Projects must use ICU4J if they wish to participate in the Galileo release of Eclipse, due this summer. Though such a requirement may make good sense in theory, in practice adopting ICU4J is painful. Not only does this policy stifle innovation for questionable gain, such a burden makes participating in the Eclipse ecosystem less attractive.

ICU4J is designed to be a drop-in replacement for Java classes that perform poorly or behave incorrectly. The idea is that you change your import statements, recompile and everything works. In applying this technique to Mylyn WikiText, I’ve discovered that it’s not that easy.

Mylyn WikiText makes use of two classes that are to be replaced by ICU4J equivalents: MessageFormat and ResourceBundle.

ResourceBundle

ResourceBundle conversion should be easy, right? ICU4J provides UResourceBundle, which extends ResourceBundle.... wow, that’s great. All I should have to do is replace ResourceBundle.getBundle() with UResourceBundle.getBundleInstance()... easy peasy. Unfortunately, not so easy.

Previously I had used the JDT ‘Externalize Strings’ wizard to externalize strings in my plug-in. The JDT nicely created a utility class Messages.java alongside the resource bundle messages.properties. This worked really well and has been in use for some time. Unfortunately after converting to ICU4J UResourceBundle throws a NoClassDefFoundError because of the presence of the Messages class. It seems that UResourceBundle cannot handle a resource bundle alongside a class by a similar name. While I’ve logged bug 272166 to track this issue and have it fixed, it doesn’t help me. Even if the bug gets fixed in time for Galileo, Mylyn WikiText must work on Eclipse 3.3 and 3.4 as well.

It gets worse. Mylyn WikiText is already translated to German and Japanese. Resource bundle message keys must remain relatively stable in order to avoid losing those translations. JDT creates message keys containing dots ‘.’, and the Eclipse externalized string pattern cannot have dots in message keys... so I cannot convert over to the Eclipse externalized string pattern without losing these translations.

MessageFormat

MessageFormat evolved for Java 5: it’s format() method became a var-args method, meaning that you can pass a variable number of arguments to it. WikiText makes extensive use of this method, so you’ll see code such as this:


MessageFormat.format(messageTemplate,arg1,arg2)

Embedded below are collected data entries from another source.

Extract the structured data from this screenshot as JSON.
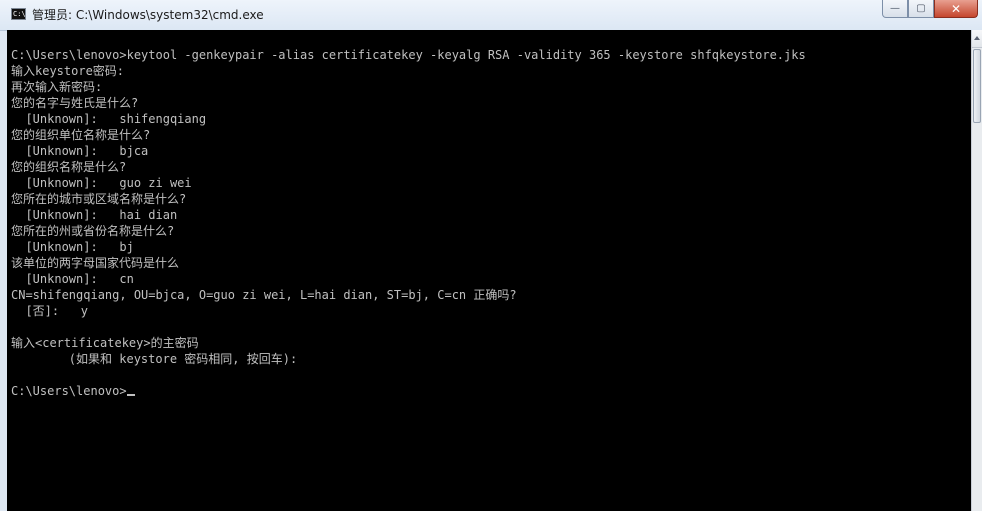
{
  "window": {
    "title": "管理员: C:\\Windows\\system32\\cmd.exe",
    "icon": "cmd-icon",
    "controls": {
      "minimize": "—",
      "maximize": "▢",
      "close": "✕"
    }
  },
  "console": {
    "lines": [
      "C:\\Users\\lenovo>keytool -genkeypair -alias certificatekey -keyalg RSA -validity 365 -keystore shfqkeystore.jks",
      "输入keystore密码:",
      "再次输入新密码:",
      "您的名字与姓氏是什么?",
      "  [Unknown]:   shifengqiang",
      "您的组织单位名称是什么?",
      "  [Unknown]:   bjca",
      "您的组织名称是什么?",
      "  [Unknown]:   guo zi wei",
      "您所在的城市或区域名称是什么?",
      "  [Unknown]:   hai dian",
      "您所在的州或省份名称是什么?",
      "  [Unknown]:   bj",
      "该单位的两字母国家代码是什么",
      "  [Unknown]:   cn",
      "CN=shifengqiang, OU=bjca, O=guo zi wei, L=hai dian, ST=bj, C=cn 正确吗?",
      "  [否]:   y",
      "",
      "输入<certificatekey>的主密码",
      "        (如果和 keystore 密码相同, 按回车):",
      "",
      "C:\\Users\\lenovo>"
    ]
  },
  "colors": {
    "console_bg": "#000000",
    "console_text": "#c0c0c0"
  }
}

ICU4J does not have a var-args method equivalent — it seems that ICU4J has not evolved for Java 5. To adopt ICU4J’s MessageFormat, all calls had to be converted as follows:


MessageFormat.format(messageTemplate, new Object[] { arg1, arg2 })

While the conversion can be achieved using regular expressions, the resulting code is less readable and more prone to bugs. Localization is hard enough as it is without having to jump through age-old languageisms.

Summary

While converting all plug-ins to ICU4J may make sense for some, making it a requirement for Galileo participation has caused me and presumably others a lot of work. From what I can see ICU4J brings little or no value to the users of my project. This is one case where good intentions with policy have a substantial negative impact. In my case, the time I’m spending converting to ICU4J could have been used to innovate or improve the quality of WikiText. Instead I’m jumping through hoops with no apparent benefit for me, my project or my users.